Hugh Capet (French: Hugues Capet) (941–996) was King of the Franks from 987 until his death in 996. The Capetian dynasty he started ruled France in an unbroken line for 300 years.

Early career[change | change source]

Hugh was born in the winter of 941 and was the son of Hugh the Great and Hedwige of Saxony.[1] His grandfather was King Robert I.[2] His grandmother was Beatrice of Vermandois. She was a Carolingian; a daughter of Herbert I of Vermandois.[1] By this connection he was the fifth great-grandson of Charlemagne through Pepin of Italy.[3]

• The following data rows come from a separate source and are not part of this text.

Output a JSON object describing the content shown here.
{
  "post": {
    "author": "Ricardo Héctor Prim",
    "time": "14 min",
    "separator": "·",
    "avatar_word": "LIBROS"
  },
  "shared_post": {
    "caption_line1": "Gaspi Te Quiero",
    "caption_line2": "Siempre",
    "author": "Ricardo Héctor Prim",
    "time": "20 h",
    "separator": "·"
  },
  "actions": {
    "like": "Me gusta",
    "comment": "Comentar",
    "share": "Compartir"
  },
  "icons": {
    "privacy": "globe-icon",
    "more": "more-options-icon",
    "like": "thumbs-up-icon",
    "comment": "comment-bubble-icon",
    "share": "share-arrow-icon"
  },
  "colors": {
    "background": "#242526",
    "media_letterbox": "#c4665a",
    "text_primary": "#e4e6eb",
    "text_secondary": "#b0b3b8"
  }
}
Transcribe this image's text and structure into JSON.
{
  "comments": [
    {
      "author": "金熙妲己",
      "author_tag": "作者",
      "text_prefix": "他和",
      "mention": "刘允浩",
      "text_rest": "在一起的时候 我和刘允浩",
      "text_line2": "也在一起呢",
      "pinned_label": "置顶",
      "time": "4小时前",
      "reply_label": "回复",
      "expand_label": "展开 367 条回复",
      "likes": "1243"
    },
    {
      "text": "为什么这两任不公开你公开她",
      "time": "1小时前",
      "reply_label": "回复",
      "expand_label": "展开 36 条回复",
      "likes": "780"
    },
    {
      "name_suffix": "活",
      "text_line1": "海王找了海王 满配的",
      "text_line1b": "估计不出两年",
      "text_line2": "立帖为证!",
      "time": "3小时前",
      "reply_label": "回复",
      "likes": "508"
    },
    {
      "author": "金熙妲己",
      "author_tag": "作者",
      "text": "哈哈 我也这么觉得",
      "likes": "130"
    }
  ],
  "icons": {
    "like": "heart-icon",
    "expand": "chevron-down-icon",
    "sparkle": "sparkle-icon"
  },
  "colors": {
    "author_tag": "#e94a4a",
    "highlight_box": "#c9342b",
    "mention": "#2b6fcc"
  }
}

While still a young man Hugh got the nickname "capet" from the cape he wore. These were tokens of the lay abbacies he held.[4]

Elected king of the Franks[change | change source]

When King Louis V died with no heir Adalbero of Reims made a plea for electing Hugh Capet. He proposed the throne was not a hereditary right but that the king should be the best man for the job. The assembly at Senlis agreed and elected Hugh King of the Franks.[5]

Capet is buried in the Saint Denis Basilica.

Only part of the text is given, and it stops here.